Urutú-Cruzeiro é avistada no campus da UFSM em Palmeira das Missões

Uma urutu-cruzeiro (Bothrops alternatus), cobra peçonhenta do grupo das jararacas, foi avistada neste fim de semana em uma área do campus da UFSM em Palmeira das Missões.
A informação foi divulgada nesta segunda-feira. De acordo com relatos, a presença de serpentes na região não é incomum, já que o campus possui extensas áreas de mata e vegetação nativa
Com a elevação das temperaturas nos últimos dias, especialistas alertam que esse fator pode contribuir para o aumento da movimentação de répteis em busca de abrigo e alimento, elevando o risco de encontros próximos a áreas de circulação de pessoas.
Risco e prevenção
A urutu-cruzeiro é considerada uma das serpentes mais perigosas do sul do Brasil. O animal costuma atacar apenas quando se sente ameaçado. Por isso, a orientação principal é evitar qualquer tipo de contato.
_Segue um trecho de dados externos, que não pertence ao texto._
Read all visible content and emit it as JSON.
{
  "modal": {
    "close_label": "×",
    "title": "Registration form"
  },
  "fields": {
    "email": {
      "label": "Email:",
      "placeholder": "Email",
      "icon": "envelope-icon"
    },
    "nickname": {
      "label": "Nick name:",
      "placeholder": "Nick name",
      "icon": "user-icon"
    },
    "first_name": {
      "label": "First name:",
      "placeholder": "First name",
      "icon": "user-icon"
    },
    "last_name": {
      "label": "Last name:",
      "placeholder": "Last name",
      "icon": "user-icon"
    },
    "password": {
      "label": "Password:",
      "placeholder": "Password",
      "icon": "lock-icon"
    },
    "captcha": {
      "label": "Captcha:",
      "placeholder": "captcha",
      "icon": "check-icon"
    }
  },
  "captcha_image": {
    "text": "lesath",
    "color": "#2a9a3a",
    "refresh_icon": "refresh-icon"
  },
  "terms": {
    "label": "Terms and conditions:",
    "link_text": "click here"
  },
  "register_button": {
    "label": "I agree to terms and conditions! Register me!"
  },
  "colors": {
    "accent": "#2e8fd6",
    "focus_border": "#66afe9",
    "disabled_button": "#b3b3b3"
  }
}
“Não tente tocar, capturar ou matar o animal. Mantenha distância e acione ajuda profissional”, é a recomendação.
O que fazer ao encontrar uma cobra?
O Corpo de Bombeiros orienta a população a seguir estes passos:
1. Mantenha distância e conserve a calma;
2. Evite movimentos bruscos;
3. Não tente capturar ou ferir o animal;
4. Redobre a atenção com crianças e animais domésticos;
5. Ligue imediatamente para o 193 para que a equipe faça a retirada de forma segura.
Os Bombeiros também reforçam que não se deve tentar identificar sozinho se a cobra é peçonhenta ou não. “A medida mais segura é sempre manter distância e aguardar o atendimento especializado”, destacam.
Em caso de acidente
Em situação de picada, a orientação é procurar atendimento médico de urgência imediatamente.
É fundamental não aplicar torniquete, não fazer cortes no local, não tentar sugar o veneno e não utilizar remédios ou substâncias caseiras. Essas práticas podem agravar o quadro da vítima.
O campus da UFSM em Palmeira das Missões conta atualmente com cerca de 1.400 alunos e diversos cursos. A instituição está localizada em área com grande presença de vegetação, habitat natural de diversas espécies da fauna regional.